Ce que personne ne dit
En prolongeant sept jeunes jusqu’en 2029 alors que les cadres actuels sont liés jusqu’en 2027 - le Stade Toulousain crée un chevauchement de deux ans. Une période charnière où les anciens devront cohabiter avec les nouveaux, partager le temps de jeu, accepter la rotation. Le club parie sur une transition en douceur, mais le risque existe: frustration des jeunes qui ne jouent pas assez, ou usure des cadres sollicités sans relâche pour maintenir le niveau en attendant que la relève soit prête.
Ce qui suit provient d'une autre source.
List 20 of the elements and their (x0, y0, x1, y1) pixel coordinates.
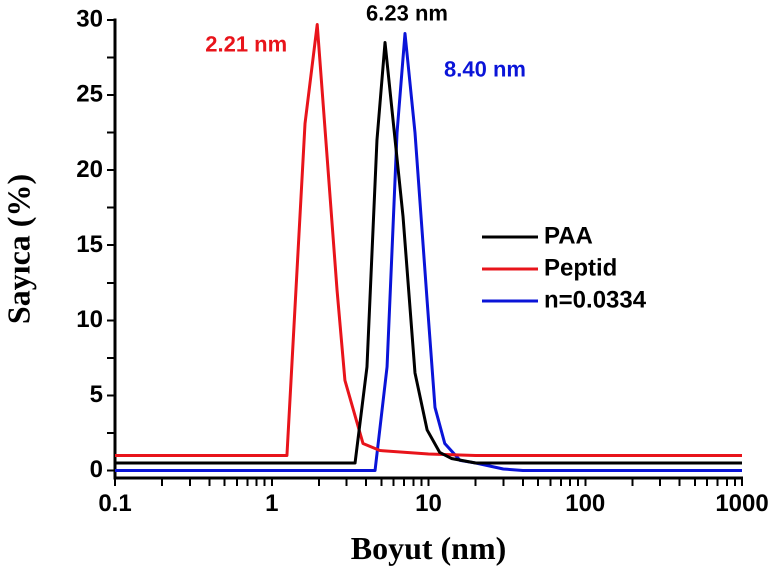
y-tick-label: 30 (76, 6, 103, 33)
annotation: 8.40 nm (444, 56, 526, 82)
x-tick-label: 10 (415, 490, 442, 518)
x-tick-label: 0.1 (98, 490, 132, 518)
y-axis-title: Sayıca (%) (0, 174, 36, 324)
legend-label: PAA (544, 222, 593, 250)
y-tick-label: 15 (76, 230, 103, 258)
x-tick-label: 1000 (715, 490, 769, 518)
annotation: 6.23 nm (366, 0, 448, 26)
x-tick-label: 100 (565, 490, 606, 518)
y-tick-label: 25 (76, 80, 103, 108)
x-axis-title: Boyut (nm) (350, 530, 506, 566)
legend-label: n=0.0334 (544, 286, 647, 314)
y-tick-label: 10 (76, 306, 103, 333)
y-tick-label: 20 (76, 156, 103, 183)
legend-label: Peptid (544, 254, 618, 282)
y-tick-label: 5 (90, 381, 103, 408)
x-tick-label: 1 (265, 490, 278, 518)
annotation: 2.21 nm (205, 32, 288, 57)
y-tick-label: 0 (90, 456, 103, 484)
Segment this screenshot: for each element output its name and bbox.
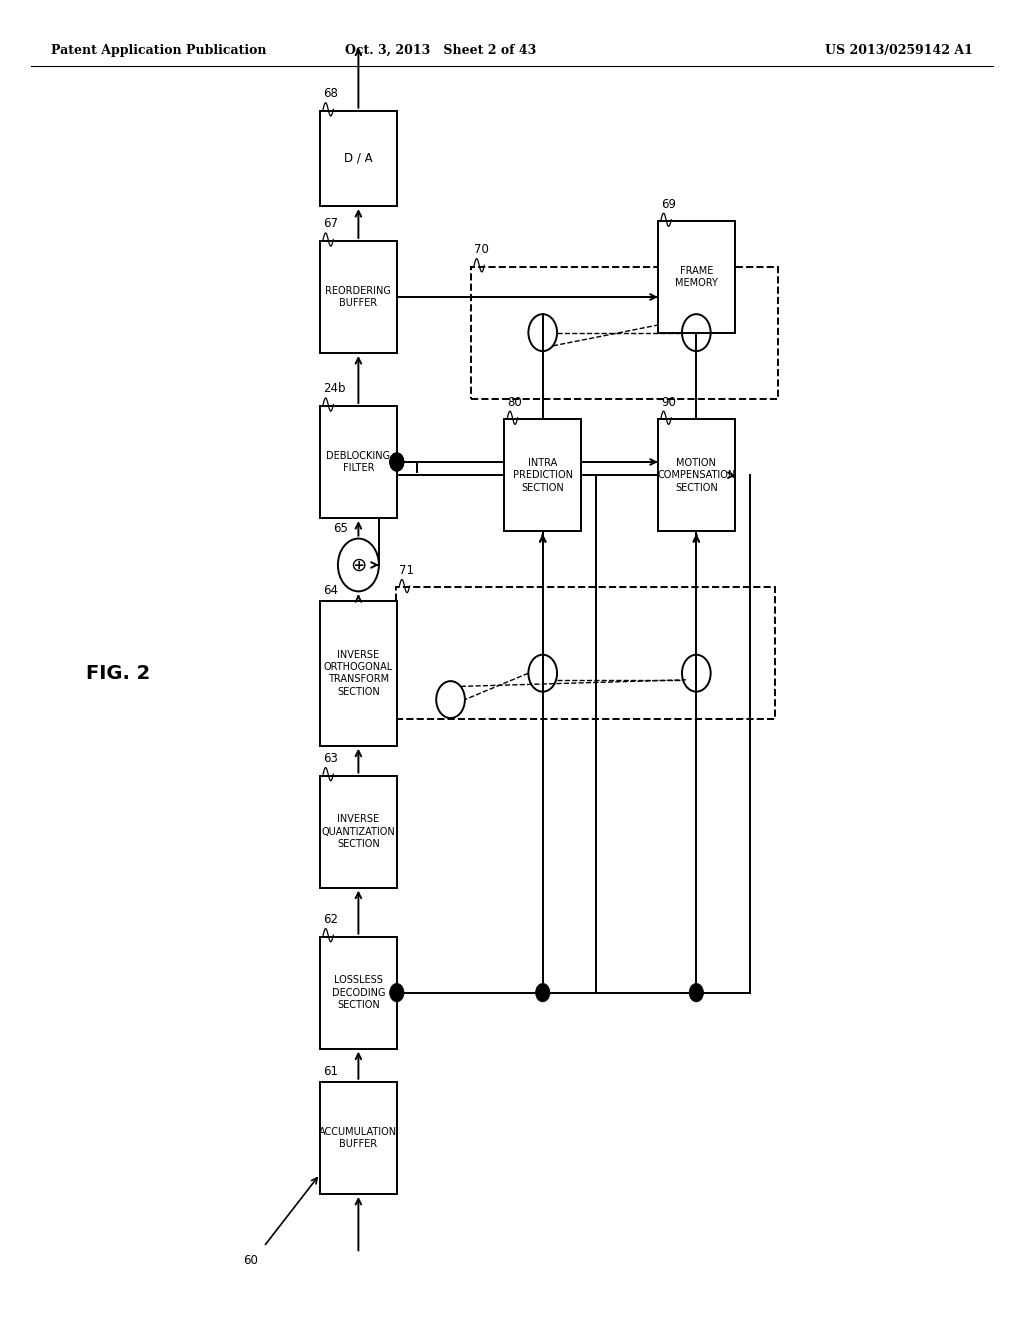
Text: LOSSLESS
DECODING
SECTION: LOSSLESS DECODING SECTION [332, 975, 385, 1010]
Text: 60: 60 [244, 1254, 258, 1267]
Circle shape [689, 983, 703, 1002]
Text: FIG. 2: FIG. 2 [86, 664, 150, 682]
Circle shape [389, 453, 403, 471]
Bar [319, 1082, 397, 1193]
Bar [319, 937, 397, 1048]
Text: DEBLOCKING
FILTER: DEBLOCKING FILTER [327, 451, 390, 473]
Text: 69: 69 [662, 198, 676, 210]
Bar [319, 111, 397, 206]
Text: D / A: D / A [344, 152, 373, 165]
Bar [658, 420, 735, 531]
Text: 68: 68 [324, 87, 338, 100]
Text: MOTION
COMPENSATION
SECTION: MOTION COMPENSATION SECTION [657, 458, 735, 492]
Bar [319, 776, 397, 887]
Circle shape [536, 983, 550, 1002]
Text: 71: 71 [399, 564, 415, 577]
Text: INTRA
PREDICTION
SECTION: INTRA PREDICTION SECTION [513, 458, 572, 492]
Circle shape [389, 453, 403, 471]
Text: 67: 67 [324, 218, 338, 230]
Text: 61: 61 [324, 1065, 338, 1077]
Bar [505, 420, 582, 531]
Bar [658, 220, 735, 333]
Text: 62: 62 [324, 913, 338, 927]
Bar [319, 407, 397, 517]
Text: Oct. 3, 2013   Sheet 2 of 43: Oct. 3, 2013 Sheet 2 of 43 [345, 44, 536, 57]
Text: 70: 70 [474, 243, 489, 256]
Bar [471, 267, 778, 399]
Text: ⊕: ⊕ [350, 556, 367, 574]
Text: INVERSE
QUANTIZATION
SECTION: INVERSE QUANTIZATION SECTION [322, 814, 395, 849]
Text: 64: 64 [324, 583, 338, 597]
Text: INVERSE
ORTHOGONAL
TRANSFORM
SECTION: INVERSE ORTHOGONAL TRANSFORM SECTION [324, 649, 393, 697]
Text: FRAME
MEMORY: FRAME MEMORY [675, 267, 718, 288]
Bar [319, 240, 397, 352]
Circle shape [389, 983, 403, 1002]
Text: Patent Application Publication: Patent Application Publication [51, 44, 266, 57]
Text: 80: 80 [508, 396, 522, 409]
Text: 63: 63 [324, 752, 338, 766]
Bar [319, 601, 397, 746]
Text: US 2013/0259142 A1: US 2013/0259142 A1 [825, 44, 973, 57]
Text: 90: 90 [662, 396, 676, 409]
Text: ACCUMULATION
BUFFER: ACCUMULATION BUFFER [319, 1127, 397, 1148]
Text: REORDERING
BUFFER: REORDERING BUFFER [326, 286, 391, 308]
Bar [396, 587, 775, 719]
Text: 24b: 24b [324, 383, 345, 396]
Text: 65: 65 [333, 521, 348, 535]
L’autre angle mort: ces sept prolongations concernent exclusivement des joueurs formés au club. Aucun jeune recruté à l’extérieur. Le centre de formation toulousain est performant, mais cette homogénéité pourrait limiter la diversité des profils et des styles de jeu.
Le pari de la continuité
Le Stade Toulousain ne cherche pas à révolutionner son effectif. Il le fait évoluer par touches, en intégrant ses jeunes au compte-gouttes, en les prêtant quand il le faut, en les prolongeant avant qu’ils ne deviennent des cibles du marché. Cette stratégie a un coût: certains talents partent, comme Thomas Alary. Mais elle a aussi un avantage: la stabilité.
Quand Thomas Ramos arrivera en fin de contrat en 2027 - le club aura déjà construit son futur arrière. Quand les cadres du pack prendront leur retraite, les remplaçants auront déjà plusieurs saisons de Top 14 dans les jambes. Toulouse ne construit pas une équipe pour 2026. Il construit une équipe pour 2030.